【F1メカ解説】モナコで大苦戦したレッドブル。その原因は”空力パフォーマンス”を追い求めすぎたことだった?
今季開幕時点では、圧倒的な強さを誇っていたはずのレッドブル。しかしモナコGPで大苦戦したことで、縁石やバンプが弱点であることが露呈した。これはサスペンションの動きよりも空力的なパフォーマンスを追求した結果である可能性もある。 【動画】レッドブル・ホンダのF1マシン”RB16Bありがとう号”が、東海道新幹線&西九州新幹線に挑んだ! そのレッドブルRB20のサスペンションについて検証してみよう。 モナコGPの土曜日、レッドブルのマックス・フェルスタッペンは、ライバルと同じように縁石を乗り越えることができず、さらにコース上の凹凸に苦しんでいることを告白した。シーズン開幕当初は最強だと誰もが信じていたレッドブルに、大きな弱点があることが明るみに出たのだ。 この問題に対処するためにレッドブルは、サスペンションのセッティングを柔らかく変更した。
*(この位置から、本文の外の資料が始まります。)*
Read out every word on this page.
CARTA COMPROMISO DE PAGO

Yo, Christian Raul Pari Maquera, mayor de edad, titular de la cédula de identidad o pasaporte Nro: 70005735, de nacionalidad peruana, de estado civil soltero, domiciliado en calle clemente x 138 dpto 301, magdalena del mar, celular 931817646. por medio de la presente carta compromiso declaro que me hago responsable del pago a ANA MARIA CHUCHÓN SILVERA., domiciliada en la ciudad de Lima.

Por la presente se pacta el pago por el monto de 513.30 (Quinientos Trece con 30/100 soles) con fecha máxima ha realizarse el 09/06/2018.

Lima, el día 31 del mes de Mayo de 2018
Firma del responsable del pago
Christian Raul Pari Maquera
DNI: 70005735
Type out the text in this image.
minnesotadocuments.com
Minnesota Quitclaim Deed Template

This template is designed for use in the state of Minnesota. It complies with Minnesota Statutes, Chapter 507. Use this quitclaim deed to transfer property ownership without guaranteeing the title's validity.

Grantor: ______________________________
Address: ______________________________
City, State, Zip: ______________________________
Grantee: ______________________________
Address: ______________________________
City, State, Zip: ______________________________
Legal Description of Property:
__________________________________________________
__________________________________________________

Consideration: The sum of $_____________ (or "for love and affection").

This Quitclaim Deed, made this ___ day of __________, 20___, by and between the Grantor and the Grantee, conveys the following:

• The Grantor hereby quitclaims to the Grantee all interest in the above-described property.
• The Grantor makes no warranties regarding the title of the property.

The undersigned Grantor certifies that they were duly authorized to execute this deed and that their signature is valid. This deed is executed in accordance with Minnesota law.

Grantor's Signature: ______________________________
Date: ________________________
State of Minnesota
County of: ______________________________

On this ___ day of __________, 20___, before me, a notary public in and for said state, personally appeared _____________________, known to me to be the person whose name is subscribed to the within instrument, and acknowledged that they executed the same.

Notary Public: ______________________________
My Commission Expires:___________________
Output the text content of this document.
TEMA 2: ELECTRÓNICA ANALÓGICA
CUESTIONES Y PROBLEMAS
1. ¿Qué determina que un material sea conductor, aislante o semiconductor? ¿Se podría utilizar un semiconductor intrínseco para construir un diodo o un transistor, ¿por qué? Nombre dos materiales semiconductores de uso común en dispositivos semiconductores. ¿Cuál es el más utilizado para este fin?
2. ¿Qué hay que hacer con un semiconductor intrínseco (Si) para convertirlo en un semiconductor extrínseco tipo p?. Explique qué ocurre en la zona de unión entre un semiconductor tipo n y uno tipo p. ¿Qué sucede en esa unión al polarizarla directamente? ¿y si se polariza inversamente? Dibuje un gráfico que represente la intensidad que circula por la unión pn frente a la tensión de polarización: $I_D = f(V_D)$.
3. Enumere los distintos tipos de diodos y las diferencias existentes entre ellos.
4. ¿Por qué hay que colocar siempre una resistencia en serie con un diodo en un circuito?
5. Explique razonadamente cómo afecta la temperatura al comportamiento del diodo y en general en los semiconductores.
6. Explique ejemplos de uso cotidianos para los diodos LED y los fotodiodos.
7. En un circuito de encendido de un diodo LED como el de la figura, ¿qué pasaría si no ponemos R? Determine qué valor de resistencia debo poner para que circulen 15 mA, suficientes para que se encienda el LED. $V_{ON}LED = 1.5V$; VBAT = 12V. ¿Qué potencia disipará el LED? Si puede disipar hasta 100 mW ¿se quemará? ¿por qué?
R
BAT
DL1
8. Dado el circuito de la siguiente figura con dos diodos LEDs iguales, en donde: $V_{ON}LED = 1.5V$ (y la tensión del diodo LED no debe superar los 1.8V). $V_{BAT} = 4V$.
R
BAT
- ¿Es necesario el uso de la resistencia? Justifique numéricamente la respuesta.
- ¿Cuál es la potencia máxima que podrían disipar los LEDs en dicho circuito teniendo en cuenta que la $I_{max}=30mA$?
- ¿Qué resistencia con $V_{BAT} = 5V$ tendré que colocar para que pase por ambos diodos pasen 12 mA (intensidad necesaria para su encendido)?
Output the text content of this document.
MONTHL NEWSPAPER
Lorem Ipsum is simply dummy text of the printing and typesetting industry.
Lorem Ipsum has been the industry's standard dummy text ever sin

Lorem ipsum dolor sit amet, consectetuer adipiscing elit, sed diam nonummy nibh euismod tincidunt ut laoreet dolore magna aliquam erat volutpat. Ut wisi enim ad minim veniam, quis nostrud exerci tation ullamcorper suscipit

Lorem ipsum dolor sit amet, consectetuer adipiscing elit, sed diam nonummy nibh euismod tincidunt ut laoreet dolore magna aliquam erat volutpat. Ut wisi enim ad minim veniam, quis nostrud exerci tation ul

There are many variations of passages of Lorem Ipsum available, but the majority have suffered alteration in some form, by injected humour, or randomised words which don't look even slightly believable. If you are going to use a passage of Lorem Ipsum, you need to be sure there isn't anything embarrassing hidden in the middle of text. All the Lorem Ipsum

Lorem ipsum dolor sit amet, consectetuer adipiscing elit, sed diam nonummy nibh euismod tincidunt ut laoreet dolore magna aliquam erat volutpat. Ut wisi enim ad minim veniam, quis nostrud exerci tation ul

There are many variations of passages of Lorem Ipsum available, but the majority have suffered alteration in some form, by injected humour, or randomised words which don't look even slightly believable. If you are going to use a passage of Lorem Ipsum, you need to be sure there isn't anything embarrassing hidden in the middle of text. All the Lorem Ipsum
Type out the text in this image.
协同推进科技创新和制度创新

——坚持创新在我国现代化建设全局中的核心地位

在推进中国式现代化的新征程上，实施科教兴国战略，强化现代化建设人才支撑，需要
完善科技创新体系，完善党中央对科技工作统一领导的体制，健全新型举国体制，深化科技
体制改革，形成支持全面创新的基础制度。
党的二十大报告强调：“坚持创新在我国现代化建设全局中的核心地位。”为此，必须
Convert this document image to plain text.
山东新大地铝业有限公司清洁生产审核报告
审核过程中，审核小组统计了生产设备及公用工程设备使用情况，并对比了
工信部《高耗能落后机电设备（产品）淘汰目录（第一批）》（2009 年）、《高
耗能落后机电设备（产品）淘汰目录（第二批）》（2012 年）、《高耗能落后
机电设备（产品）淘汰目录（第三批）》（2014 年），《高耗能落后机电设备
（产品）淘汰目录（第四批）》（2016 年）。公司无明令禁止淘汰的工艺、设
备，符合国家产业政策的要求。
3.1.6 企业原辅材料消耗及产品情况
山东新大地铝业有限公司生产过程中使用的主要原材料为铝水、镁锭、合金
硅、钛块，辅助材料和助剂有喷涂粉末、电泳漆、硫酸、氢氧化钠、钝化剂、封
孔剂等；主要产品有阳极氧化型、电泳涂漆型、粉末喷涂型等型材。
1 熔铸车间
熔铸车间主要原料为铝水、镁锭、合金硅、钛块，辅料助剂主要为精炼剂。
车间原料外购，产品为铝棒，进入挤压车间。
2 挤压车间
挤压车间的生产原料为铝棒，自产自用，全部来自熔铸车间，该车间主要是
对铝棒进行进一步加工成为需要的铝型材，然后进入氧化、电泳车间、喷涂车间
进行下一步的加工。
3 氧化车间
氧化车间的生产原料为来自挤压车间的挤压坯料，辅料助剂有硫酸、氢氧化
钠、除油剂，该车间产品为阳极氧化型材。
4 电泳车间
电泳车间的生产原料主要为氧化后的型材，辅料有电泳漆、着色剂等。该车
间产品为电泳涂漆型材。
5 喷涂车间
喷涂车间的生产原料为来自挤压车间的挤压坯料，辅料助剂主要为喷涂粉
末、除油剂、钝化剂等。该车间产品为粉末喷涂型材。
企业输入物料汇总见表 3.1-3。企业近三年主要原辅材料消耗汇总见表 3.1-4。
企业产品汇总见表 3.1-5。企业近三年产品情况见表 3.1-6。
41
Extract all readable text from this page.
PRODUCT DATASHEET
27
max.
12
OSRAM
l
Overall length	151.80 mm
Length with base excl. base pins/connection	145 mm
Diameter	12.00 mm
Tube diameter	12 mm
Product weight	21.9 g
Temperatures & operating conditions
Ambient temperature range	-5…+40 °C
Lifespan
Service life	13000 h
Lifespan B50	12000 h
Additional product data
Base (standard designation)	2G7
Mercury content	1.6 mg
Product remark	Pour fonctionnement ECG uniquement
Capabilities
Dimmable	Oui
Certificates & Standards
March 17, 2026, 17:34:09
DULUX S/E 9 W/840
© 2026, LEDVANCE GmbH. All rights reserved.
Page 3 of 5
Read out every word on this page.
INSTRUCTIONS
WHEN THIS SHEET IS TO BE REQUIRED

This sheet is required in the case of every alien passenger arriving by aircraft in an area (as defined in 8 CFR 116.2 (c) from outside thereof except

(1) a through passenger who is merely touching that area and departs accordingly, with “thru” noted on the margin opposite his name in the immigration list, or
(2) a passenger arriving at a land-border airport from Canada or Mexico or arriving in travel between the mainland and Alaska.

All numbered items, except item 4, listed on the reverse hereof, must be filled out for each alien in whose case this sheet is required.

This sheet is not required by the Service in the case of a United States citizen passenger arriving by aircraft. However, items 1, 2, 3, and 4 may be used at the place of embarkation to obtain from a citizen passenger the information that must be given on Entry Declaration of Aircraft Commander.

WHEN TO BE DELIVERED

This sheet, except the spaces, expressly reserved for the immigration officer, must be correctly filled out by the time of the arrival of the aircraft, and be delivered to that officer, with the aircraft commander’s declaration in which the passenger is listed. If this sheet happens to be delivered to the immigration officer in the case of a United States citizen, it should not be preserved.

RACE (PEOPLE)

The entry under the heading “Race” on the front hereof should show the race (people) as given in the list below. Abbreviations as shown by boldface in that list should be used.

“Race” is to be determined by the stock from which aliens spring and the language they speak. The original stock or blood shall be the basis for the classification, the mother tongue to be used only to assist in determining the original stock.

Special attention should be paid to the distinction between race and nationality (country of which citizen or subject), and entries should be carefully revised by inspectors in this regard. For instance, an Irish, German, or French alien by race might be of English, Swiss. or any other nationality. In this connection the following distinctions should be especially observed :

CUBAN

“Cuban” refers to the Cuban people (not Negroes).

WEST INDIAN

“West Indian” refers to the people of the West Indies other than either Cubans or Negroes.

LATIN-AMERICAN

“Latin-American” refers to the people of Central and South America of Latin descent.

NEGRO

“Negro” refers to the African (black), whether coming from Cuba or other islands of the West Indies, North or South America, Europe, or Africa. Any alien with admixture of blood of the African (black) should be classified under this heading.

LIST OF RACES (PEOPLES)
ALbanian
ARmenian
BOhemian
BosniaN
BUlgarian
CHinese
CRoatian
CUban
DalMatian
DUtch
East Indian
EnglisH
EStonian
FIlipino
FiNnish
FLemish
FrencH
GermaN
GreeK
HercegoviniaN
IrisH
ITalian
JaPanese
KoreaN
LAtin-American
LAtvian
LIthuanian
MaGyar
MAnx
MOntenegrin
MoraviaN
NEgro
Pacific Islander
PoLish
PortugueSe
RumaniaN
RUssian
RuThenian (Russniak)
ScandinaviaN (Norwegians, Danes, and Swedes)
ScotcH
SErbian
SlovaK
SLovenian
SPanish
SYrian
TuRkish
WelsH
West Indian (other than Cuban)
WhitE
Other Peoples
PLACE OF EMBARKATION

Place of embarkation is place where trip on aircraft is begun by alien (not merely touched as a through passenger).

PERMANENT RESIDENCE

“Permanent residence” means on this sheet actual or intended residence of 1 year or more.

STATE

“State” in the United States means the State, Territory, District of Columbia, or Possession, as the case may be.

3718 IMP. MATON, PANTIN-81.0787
しかし柔らかくすればするほど状況が悪化し、これがチームを困惑させることになった。 しかしそんな中でチーム代表のクリスチャン・ホーナーがレース後、今年のサスペンションの調整が苦戦の原因かもしれないと語ったことは実に興味深い。 「RBのマシンは、昨年の我々のサスペンションで走っているが、同じような問題は起きていないようだ」 そうホーナー代表は語った。 「だから、その問題が我々が今年導入したものに起因するのかどうか、それを理解する必要がある」 確かにRBの角田裕毅は、モナコで良いパフォーマンスを発揮した。しかしホーナー代表は、今回の問題は突然発覚したものではないと認めた。 「昨年のシンガポールでも、その問題に悩まされた」 そうホーナー代表は語った。 「それで、今回再び同じような事例が起きた。これは、我々が取り組む必要がある領域であることは分かっている」 では、一体何が問題の原因だったのだろうか?
■デザインの改良
レッドブルは、2022年に現行レギュレーションが導入されて以来、フロントにプルロッド、リヤにプッシュロッドを採用し続けてきた。しかしその間にも、デザインを最適化するために細かな変更を加えている。 今回何が起きたのか……その答えは、この最適化にあるのかもしれない。サスペンションの運動性能を向上させるという点では、できることは限られている。しかしその一方で、空力面を改良するためにできることはあったはずだ。 レッドブルは、今季のRB20でも隊列の最前列をキープするため、空力上の利益を追求……その過程でマシンの乗り心地という側面が犠牲になりすぎていた可能性がある。 乗り心地と空力的利益は、どうバランスを取るのかということが重要だ。例えば、サスペンションの稼働範囲が僅かに低下する代わりに、より大きな空力的利益を得ることができれば、チームはそれを喜んで受け入れるはずだ。 さらに稼動範囲を妥協することで、縁石や凹凸に苦しむことになったとしても、空力性能が重要なコースで存分にパフォーマンスを発揮できるのであれば、その苦労は耐える価値のあるモノだったかもしれない。 そしてその弱点は、ライバルとの差が大きかった時にはそれほど目立たなかったが、今年のようにライバルのパフォーマンスが接近してきた場合には、実際にポジションを失うという結果に繋がる。